Aber wie auch während der letzten Jahre versuchte Lara, sie mehr und mehr wie einen Teil von sich zu
behandeln. Es gelang – die meiste Zeit über.
    Auf der anderen Seite brachte es nichts, sich im
Schmerz über eine weit zurückliegende Vergangenheit zu suhlen. Sie wollte nach
vorne blicken. Es gab so viel, worüber sie sich freuen konnte – oder zumindest
erleichtert, weil es so gekommen war.
    You remind me of home , hallte es durch Laras Gedanken. Ben Gibbard beschallte das Mädchen,
dessen Leben wie ein Herbstregen war, mit seiner Gitarre und seiner Stimme. Ja,
Lara hatte ihren heiß geliebten MP 3-Player wieder
und all ihre über viele Jahre gesammelte
Musik.
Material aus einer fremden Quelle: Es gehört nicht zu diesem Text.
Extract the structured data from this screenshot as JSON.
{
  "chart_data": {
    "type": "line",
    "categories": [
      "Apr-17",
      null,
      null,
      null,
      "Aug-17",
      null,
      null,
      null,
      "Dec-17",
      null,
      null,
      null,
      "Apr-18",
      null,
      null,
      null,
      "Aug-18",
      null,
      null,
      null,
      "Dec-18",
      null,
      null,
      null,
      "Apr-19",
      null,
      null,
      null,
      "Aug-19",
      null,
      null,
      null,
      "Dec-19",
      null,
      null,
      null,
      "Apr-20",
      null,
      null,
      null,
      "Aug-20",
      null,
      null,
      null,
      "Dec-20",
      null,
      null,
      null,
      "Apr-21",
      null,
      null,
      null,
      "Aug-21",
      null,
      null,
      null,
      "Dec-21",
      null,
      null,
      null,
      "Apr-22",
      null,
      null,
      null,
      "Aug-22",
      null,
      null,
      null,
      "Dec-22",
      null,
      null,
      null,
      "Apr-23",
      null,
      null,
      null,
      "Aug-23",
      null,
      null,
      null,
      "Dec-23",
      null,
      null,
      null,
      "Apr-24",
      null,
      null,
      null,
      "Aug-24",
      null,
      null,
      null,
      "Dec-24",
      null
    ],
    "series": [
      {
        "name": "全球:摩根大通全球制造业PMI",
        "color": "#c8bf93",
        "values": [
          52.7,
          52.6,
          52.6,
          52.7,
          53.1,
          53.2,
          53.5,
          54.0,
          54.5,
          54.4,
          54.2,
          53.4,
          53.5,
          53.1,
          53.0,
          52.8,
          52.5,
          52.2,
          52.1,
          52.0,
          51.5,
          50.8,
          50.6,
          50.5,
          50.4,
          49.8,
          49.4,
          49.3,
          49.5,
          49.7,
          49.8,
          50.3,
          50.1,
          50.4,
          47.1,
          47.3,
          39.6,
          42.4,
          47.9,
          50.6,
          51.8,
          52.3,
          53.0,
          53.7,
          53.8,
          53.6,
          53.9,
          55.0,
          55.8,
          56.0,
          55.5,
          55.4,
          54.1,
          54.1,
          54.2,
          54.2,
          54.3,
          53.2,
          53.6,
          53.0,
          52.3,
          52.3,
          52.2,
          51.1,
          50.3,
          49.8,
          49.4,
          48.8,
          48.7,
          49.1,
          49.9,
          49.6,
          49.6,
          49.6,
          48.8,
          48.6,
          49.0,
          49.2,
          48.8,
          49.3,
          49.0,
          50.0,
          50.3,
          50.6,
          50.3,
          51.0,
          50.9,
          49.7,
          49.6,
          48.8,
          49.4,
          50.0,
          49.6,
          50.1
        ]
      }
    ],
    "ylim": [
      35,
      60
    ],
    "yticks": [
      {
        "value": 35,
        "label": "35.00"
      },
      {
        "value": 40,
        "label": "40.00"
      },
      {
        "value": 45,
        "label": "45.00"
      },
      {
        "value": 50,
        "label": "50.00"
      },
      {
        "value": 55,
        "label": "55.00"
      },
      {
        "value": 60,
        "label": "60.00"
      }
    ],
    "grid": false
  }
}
Endlich, endlich. Denn für Lara war Musik fast so etwas wie ein
Grundnahrungsmittel.
    Für Patrick war es genauso gewesen. Ein Stich
durchfuhr ihr Herz. Es machte sie betroffen, dass es so gekommen war, wie es
gekommen war.
    Er hatte einfach zur richtigen Zeit die richtige Musik
gehört. Aber er hatte auch eingesehen, dass er eines nicht war: derjenige, für
den ihr Herz wirklich und wahrhaftig schlug. Sie würde sehen müssen, was das
Leben ihrem Herzen noch bescheren würde. Aber dem jungen Schreiber aus dem Haus
der Traurigkeiten gehörte es nicht. Ihm gehörte nur ein kleiner Teil, aber
nicht der, den er sich gewünscht hätte – oder den Lara sich zu geben gewünscht
hätte. Es hatte nur eines einzigen
Hineinhorchens in ihr Innerstes in einem ruhigen Moment bedurft, um
letztendlich zu begreifen, dass Patrick Davenport und sie auf eine andere Weise
glücklich werden mussten – jeder auf seine eigene.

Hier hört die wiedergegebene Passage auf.